Un avion de parachutisme s’est écrasé dimanche vers 11 heures, quelques instants après son décollage de l’aérodrome de Nancy-Essey, en Meurthe-et-Moselle. L’appareil, un Pilatus immatriculé en Allemagne, est tombé à environ 300 mètres de la piste, sur une zone herbeuse située à proximité d’un quartier résidentiel.
Les onze personnes présentes à bord, dont cinq moniteurs de parachutisme, cinq élèves et le pilote,ont été tuées. Selon le préfet de Meurthe-et-Moselle, Yves Séguy, aucune victime n’est à déplorer au sol. Le Bureau d’enquêtes et d’analyses pour la sécurité de l’aviation civile (BEA) a indiqué qu’il s’agissait de « l’accident d’aviation générale le plus grave en termes de bilan humain » survenu en France.
Des infirmiers venus effectuer un baptême de parachute
Les cinq élèves étaient des infirmiers libéraux venus participer à un baptême de parachutisme organisé par l’association Tandemotion. « Des collègues qui avaient décidé de faire un baptême de saut en parachute, pour décompresser sans doute », a expliqué Thierry Pechey, président du conseil départemental de l’ordre des infirmiers de Meurthe-et-Moselle dans un communiqué.
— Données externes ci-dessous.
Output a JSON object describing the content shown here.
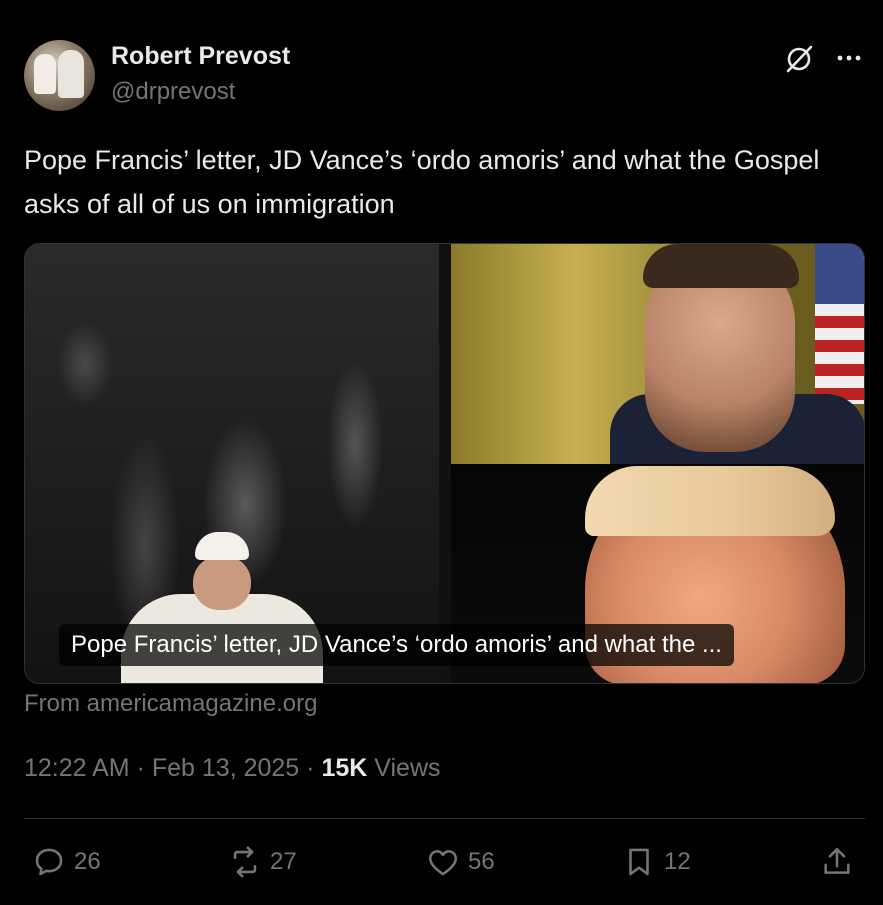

Pour certaines victimes, ce saut était un cadeau, a précisé François Pélissier, président de l’aérodrome de Nancy. Le drame s’est déroulé sous les yeux de plusieurs proches venus assister au décollage. « Certaines familles de victimes ont assisté à la chute de l’aéronef, ce qui ajoute au choc et au traumatisme psychologique », a souligné le ministre de l’Intérieur, Laurent Nuñez, ayant fait le déplacement aujourd’hui en lieu et place.
Le pôle accidents collectifs du parquet de Paris s’est saisi de l’enquête judiciaire, confiée à la gendarmerie des transports aériens (GTA), tandis que le BEA mène ses investigations techniques. À ce stade, aucune hypothèse n’est privilégiée. Selon Jean-Paul Troadec, ancien président du BEA, une panne moteur constitue le scénario « le plus probable », sans exclure un déséquilibre de l’appareil lié à la répartition des passagers ou un éventuel malaise du pilote, dans un contexte de fortes chaleurs. L’avion n’était pas nécessairement équipé d’une boîte noire, mais les enquêteurs pourront notamment exploiter les vidéos réalisées par les occupants ou par des témoins au sol.
Une enquête pour comprendre le déroulement du vol
Un témoin a raconté avoir vu l’appareil prendre rapidement de l’altitude avant de perdre brutalement de la puissance. « Il avait vraiment le nez en l’air, puis tout d’un coup, plus de bruit, et il est parti sur la droite », a-t-il déclaré, expliquant s’être précipité vers l’épave pour tenter d’éteindre l’incendie. Le président de la Fédération française de parachutisme, Yves-Marie Guillaud, a indiqué que l’appareil transportait le nombre maximal de personnes autorisé par sa configuration. Il a également précisé que la structure organisatrice n’était pas affiliée à la fédération, mais relevait de la Direction générale de l’aviation civile.
Une cellule d’urgence médico-psychologique a été mise en place pour accompagner les familles des victimes et les témoins du drame.